Treatment of manganese toxicity and manganese-induced Parkinsonism

Problem

Parkinsonian disorders are the second most common neurodegenerative disease in the United States, with no definitive treatment option available. Exposure to the metal manganese has been shown to be a major cause of parkinsonism.

Solution

Dr. Somshuvra Mukhopadhyay and his team have developed a pharmaceutical method for the management of manganese-induced parkinsonism by increasing the expression of a cell-surface manganese efflux transporter, SLC30A10. The treatment activates hypoxia-inducible factors (HIF) to increase the expression of SLC30A10 in the liver. This enhances manganese excretion, lowering body manganese levels and thereby alleviating parkinsonism.

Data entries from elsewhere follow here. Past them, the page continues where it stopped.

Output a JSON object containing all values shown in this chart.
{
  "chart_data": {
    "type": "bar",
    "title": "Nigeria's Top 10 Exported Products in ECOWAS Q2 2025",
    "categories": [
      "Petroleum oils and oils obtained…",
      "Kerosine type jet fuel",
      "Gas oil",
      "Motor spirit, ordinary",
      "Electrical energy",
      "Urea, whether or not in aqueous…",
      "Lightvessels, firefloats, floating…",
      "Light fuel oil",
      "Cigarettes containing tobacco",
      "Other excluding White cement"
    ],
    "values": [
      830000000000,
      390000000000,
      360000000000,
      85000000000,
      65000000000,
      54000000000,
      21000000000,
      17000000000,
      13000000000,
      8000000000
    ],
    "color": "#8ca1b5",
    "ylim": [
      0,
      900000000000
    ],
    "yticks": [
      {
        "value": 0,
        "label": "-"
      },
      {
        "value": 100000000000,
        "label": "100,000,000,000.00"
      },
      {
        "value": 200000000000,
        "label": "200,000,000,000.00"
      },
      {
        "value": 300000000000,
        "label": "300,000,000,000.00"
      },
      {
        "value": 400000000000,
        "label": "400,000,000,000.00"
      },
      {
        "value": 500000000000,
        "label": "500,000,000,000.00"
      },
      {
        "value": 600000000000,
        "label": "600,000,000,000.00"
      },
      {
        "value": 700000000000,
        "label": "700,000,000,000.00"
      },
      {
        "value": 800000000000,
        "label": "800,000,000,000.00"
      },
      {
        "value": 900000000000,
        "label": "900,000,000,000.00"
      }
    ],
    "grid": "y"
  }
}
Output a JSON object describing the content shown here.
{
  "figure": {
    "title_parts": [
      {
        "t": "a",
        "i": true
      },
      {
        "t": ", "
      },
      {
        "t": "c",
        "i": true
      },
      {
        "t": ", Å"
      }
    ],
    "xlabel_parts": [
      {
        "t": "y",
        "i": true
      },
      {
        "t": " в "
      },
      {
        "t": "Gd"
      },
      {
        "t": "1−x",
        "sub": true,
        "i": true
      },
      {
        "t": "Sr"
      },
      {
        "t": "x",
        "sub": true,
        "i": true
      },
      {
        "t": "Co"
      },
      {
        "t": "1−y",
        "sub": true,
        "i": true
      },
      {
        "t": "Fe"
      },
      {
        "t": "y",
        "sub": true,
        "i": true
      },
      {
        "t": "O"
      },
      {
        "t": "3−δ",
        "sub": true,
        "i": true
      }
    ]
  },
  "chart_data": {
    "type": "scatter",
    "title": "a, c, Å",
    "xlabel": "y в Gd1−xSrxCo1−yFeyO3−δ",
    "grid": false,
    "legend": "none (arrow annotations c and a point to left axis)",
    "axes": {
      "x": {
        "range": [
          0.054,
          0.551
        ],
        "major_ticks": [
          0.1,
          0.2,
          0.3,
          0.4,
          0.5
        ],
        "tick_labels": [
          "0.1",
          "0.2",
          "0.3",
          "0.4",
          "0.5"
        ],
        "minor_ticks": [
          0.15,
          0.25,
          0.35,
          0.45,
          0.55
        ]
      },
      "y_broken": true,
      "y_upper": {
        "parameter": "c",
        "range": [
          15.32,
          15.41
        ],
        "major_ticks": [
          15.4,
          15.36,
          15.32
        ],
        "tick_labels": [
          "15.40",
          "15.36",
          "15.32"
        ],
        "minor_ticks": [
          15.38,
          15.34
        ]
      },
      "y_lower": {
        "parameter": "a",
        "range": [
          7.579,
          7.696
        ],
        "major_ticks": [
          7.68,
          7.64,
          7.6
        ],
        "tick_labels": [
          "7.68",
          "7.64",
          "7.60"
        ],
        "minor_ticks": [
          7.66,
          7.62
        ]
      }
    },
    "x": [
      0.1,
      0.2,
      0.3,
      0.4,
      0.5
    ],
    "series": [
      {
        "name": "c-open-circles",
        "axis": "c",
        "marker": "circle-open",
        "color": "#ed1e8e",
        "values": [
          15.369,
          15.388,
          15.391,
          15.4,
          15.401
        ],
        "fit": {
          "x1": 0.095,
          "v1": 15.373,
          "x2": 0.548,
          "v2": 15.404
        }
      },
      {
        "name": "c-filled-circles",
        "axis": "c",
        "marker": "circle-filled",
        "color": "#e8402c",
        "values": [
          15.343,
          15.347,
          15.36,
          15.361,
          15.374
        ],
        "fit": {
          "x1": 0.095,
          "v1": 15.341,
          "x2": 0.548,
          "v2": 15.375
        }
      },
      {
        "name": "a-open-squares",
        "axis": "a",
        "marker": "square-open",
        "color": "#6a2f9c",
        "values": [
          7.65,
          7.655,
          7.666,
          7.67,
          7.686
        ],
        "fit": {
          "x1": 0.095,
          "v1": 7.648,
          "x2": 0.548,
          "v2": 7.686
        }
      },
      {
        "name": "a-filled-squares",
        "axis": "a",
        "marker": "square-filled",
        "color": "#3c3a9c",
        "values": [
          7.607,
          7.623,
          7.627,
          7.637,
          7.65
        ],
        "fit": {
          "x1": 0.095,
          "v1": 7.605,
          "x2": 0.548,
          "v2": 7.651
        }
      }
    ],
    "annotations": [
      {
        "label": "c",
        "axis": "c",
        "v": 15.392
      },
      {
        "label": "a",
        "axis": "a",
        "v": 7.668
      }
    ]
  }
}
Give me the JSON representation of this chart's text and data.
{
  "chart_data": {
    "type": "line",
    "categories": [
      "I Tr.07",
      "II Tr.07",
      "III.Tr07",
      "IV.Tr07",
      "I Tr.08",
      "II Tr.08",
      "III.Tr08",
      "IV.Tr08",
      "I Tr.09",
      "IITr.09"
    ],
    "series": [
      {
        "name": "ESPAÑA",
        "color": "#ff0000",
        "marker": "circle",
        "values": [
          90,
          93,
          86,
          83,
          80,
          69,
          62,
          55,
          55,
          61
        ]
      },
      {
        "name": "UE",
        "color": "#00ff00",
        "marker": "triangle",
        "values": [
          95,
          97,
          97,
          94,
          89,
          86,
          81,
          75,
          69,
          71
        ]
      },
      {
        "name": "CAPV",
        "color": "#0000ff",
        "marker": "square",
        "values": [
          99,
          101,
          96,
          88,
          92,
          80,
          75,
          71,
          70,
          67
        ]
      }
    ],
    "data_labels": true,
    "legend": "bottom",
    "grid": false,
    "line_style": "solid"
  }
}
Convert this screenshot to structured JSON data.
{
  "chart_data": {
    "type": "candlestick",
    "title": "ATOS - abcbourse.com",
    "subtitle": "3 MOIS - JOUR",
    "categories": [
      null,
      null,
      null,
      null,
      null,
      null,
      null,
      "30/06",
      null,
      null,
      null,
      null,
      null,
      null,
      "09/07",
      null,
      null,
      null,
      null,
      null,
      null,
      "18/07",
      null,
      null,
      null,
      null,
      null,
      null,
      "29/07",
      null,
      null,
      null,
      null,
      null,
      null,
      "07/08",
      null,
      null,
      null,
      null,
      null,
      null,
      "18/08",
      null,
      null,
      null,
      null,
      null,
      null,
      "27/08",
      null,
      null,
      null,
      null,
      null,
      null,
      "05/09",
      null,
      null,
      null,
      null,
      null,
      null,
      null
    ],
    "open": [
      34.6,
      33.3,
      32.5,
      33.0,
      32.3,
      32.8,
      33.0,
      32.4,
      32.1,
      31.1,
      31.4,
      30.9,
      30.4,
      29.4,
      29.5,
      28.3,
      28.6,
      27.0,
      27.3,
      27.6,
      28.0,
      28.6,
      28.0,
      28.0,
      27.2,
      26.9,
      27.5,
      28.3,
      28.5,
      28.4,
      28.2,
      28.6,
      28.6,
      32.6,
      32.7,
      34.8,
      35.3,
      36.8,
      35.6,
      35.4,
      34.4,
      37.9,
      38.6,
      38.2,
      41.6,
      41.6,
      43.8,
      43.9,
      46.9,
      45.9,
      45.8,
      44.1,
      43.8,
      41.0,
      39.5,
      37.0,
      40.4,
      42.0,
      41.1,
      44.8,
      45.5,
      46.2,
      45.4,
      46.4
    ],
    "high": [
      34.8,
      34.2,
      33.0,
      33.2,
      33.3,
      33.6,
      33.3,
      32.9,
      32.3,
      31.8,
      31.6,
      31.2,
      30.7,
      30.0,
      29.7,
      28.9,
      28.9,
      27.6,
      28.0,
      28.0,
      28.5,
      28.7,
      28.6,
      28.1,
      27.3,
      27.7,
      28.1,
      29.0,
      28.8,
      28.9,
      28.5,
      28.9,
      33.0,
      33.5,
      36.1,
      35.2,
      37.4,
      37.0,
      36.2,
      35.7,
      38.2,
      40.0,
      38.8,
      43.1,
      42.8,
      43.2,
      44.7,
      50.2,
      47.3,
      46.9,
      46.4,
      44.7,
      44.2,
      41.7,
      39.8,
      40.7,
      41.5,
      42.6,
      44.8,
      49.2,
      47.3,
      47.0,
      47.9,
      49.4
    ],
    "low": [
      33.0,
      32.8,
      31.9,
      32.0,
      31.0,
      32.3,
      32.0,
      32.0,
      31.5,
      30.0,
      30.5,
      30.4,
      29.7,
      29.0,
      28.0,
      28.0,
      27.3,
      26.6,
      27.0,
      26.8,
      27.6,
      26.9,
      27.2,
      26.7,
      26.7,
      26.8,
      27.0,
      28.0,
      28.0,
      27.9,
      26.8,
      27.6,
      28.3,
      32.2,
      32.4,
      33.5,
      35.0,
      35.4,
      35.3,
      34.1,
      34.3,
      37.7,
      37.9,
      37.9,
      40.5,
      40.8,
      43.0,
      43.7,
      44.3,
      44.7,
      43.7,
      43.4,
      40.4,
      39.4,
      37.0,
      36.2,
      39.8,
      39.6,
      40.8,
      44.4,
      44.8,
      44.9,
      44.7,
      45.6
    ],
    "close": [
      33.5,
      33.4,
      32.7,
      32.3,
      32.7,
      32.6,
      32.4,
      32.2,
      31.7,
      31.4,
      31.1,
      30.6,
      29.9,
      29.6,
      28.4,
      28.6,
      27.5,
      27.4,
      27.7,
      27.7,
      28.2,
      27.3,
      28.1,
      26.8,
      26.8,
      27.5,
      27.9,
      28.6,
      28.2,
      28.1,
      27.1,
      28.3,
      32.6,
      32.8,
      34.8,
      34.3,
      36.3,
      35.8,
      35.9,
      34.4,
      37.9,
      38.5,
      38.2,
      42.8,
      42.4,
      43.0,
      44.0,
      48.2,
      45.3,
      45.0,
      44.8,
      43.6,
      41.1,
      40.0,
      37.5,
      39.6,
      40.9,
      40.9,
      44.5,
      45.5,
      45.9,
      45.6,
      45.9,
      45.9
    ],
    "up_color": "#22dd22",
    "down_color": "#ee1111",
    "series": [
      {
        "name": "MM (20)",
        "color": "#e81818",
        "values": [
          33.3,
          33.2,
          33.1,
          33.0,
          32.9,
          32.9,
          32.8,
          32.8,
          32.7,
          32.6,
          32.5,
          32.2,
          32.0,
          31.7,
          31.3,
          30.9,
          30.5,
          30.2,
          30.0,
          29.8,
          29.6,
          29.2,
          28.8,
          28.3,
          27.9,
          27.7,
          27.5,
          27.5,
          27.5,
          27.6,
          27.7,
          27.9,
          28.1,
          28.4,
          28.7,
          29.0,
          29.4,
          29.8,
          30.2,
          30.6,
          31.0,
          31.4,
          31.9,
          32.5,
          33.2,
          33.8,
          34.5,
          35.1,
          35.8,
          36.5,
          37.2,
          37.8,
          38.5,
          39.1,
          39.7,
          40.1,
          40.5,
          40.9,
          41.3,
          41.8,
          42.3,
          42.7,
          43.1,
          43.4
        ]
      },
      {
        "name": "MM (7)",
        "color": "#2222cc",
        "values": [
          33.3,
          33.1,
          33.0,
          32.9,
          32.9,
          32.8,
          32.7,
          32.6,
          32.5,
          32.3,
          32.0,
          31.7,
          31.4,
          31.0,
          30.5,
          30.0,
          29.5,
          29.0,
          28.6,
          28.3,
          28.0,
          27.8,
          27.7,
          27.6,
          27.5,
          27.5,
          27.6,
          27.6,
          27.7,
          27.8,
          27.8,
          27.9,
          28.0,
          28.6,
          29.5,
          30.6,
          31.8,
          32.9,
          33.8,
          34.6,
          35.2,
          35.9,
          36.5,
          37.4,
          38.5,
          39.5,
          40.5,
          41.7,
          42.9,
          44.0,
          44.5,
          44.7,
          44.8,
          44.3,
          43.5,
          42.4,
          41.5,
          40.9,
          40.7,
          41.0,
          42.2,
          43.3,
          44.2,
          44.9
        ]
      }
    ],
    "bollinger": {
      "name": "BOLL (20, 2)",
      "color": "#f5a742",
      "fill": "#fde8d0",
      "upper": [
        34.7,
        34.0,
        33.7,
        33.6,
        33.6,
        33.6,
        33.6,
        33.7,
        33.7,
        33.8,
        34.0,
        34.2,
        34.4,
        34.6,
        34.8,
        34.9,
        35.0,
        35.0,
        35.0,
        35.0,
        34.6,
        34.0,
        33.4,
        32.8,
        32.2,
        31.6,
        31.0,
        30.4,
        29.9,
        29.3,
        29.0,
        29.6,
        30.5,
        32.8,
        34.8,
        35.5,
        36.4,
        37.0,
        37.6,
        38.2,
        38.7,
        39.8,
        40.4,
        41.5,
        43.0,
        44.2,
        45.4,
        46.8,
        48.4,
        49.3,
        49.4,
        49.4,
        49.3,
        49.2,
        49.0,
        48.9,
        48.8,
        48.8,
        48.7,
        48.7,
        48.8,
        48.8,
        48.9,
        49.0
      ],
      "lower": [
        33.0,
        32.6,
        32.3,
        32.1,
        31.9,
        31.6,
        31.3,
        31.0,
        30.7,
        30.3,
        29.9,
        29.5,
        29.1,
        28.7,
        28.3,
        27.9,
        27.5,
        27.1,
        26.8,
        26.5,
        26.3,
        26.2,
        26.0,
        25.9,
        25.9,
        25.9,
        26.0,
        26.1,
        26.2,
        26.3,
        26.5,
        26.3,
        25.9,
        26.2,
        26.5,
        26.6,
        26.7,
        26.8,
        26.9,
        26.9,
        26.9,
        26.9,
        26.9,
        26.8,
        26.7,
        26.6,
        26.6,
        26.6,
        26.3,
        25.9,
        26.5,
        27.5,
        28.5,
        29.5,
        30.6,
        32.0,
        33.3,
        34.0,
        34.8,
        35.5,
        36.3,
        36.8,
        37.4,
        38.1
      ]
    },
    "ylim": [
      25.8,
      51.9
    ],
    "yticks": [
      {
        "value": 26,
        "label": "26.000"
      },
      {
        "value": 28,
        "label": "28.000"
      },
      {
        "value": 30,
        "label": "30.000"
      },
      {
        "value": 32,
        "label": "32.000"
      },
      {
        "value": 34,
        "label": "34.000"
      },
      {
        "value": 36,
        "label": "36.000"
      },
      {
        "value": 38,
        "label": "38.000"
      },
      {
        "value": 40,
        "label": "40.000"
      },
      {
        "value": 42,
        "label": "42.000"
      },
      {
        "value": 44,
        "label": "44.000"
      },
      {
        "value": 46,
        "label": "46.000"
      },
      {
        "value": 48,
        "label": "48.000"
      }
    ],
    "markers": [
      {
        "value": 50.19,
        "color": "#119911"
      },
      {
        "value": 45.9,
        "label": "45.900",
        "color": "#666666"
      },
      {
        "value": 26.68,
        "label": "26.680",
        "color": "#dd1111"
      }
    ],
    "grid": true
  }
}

This treatment has utility for those who have been exposed to high levels of manganese, or who have a genetic predisposition to manganese-associated parkinsonism. Disease-causing mutations trap SLC30A10 in the endoplasmic reticulum, inhibiting manganese efflux and inducing manganese toxicity. Testing in cells and mice identified prolyl hydroxylase inhibitors for use as potential therapeutic agents for the management of parkinsonian disorders caused by elevated manganese levels, and this represents the first definitive treatment for a parkinsonian disorder.

About the inventor

Dr. Mukhopadhyay is an Associate Professor in the College of Pharmacy and an Alan W. Hamm Centennial Fellowship in Pharmacy at UT Austin, with primary research interests in neuroscience, cell biology, infectious diseases, and drug development/discovery. He has authored/or co-authored dozens of technical/journal publications and has received numerous awards over the past twenty years. The focus of his work has broad applicability in gene mutations as a cause of parkinsonian disorders and in how bacteria/toxins cause diseases.